Ironically, however, “Harrison Bergeron,” first published in 1961 and later included in the author’s Welcome to the Monkey House collection in 1968, is one of Vonnegut’s more enduring works. Applying his signature dark satire to a liberal totem, egalitarianism, decades before the ADA was passed in 1990, Vonnegut predicted the mania for eliminating “unfair” differences among individuals bestowed by nature. The story, set in the year 2081, is a dystopian peek into a future in which the zeal for end-result equality has resulted in amendments to the Constitution banning genetic advantages.  No one is allowed to be smarter, better-looking, stronger, or more athletic than others.

A government bureau, the Handicapper General, enforces this mandate through a variety of techniques, all of them involving artificially hindering individuals with superior attributes and abilities in order to equalize society. Fairness is achieved only when all are reduced to the lowest common denominator in terms of physical and mental endowment. It is a deeply disturbing vision of equality. Increasingly, piratical litigation under the ADA resembles Vonnegut’s nightmarish scenario.
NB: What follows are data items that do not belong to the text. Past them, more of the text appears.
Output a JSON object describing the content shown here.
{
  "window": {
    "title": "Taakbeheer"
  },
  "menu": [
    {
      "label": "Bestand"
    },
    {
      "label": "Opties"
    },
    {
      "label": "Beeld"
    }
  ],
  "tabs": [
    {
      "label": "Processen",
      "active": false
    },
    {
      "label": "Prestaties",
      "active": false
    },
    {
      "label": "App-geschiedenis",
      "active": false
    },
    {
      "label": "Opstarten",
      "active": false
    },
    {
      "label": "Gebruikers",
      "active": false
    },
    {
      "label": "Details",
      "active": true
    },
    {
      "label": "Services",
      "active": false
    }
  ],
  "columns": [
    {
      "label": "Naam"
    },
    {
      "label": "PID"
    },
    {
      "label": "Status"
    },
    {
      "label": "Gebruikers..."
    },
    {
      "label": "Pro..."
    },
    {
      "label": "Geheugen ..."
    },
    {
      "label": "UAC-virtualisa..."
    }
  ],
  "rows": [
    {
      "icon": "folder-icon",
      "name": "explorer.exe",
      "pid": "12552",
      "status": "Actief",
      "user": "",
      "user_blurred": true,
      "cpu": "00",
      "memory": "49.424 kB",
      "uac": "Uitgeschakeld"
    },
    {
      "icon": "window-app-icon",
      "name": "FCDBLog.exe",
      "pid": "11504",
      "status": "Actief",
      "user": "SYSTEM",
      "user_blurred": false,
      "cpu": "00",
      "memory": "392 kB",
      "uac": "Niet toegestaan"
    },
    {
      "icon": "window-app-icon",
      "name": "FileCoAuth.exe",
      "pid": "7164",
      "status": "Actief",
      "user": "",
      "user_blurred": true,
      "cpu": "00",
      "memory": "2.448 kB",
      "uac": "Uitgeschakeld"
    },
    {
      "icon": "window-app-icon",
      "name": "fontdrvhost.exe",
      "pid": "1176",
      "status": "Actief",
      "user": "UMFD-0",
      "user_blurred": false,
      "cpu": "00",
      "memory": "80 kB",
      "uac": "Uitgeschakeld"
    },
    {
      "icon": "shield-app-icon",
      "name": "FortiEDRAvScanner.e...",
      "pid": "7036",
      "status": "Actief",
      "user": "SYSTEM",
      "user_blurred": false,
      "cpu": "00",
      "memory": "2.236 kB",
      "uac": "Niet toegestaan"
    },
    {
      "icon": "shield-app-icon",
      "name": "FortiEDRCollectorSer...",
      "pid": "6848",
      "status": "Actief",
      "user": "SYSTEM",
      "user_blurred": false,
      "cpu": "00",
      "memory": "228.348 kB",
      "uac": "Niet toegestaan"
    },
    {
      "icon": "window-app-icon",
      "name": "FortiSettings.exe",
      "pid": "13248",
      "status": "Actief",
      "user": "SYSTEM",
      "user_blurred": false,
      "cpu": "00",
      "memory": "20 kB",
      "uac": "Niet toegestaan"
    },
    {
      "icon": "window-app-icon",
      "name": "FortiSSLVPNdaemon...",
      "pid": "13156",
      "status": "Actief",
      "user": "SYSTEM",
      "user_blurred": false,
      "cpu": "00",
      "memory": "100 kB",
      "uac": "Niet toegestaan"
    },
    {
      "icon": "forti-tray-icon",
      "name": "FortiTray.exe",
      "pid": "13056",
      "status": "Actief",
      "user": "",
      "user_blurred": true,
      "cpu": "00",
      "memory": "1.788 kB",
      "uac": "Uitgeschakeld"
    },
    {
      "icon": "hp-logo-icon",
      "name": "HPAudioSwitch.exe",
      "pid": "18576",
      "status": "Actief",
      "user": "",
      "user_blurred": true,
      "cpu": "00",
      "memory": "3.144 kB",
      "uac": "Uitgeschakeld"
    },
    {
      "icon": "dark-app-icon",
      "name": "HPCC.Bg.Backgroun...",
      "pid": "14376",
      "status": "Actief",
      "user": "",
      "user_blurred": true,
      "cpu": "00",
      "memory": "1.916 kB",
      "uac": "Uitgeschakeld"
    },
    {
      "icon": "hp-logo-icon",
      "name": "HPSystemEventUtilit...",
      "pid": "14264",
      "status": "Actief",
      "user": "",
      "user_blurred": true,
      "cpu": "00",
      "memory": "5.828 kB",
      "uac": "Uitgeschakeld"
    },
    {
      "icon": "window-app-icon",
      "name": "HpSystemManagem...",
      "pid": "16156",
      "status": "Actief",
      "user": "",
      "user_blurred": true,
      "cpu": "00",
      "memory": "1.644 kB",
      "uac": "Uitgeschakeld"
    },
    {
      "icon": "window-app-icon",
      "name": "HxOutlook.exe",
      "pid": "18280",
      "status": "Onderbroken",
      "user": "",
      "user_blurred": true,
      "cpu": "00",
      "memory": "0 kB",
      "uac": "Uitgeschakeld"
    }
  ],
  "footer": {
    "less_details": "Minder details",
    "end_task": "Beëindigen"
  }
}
Web accessibility lawsuits seek more than the cessation of “discrimination”; they seek to neutralize the negative effect of the disability itself.

The absurd extension of the ADA to areas it was never intended to reach puts the legal system in the position of Vonnegut’s Handicapper General. Richard Epstein, the noted libertarian legal scholar, warned that this type of intervention is “no longer a simple matter of removing obstacles, but the far more grandiose objective of providing massive subsidies to help the disabled, no matter the cost to the economy as a whole, and no matter the impingement upon the rights of others not covered by some Federal statute.” It is well past time for Congress to stop this senseless litigation. Beyoncé and other website hosts do not deserve to be blindsided in this manner.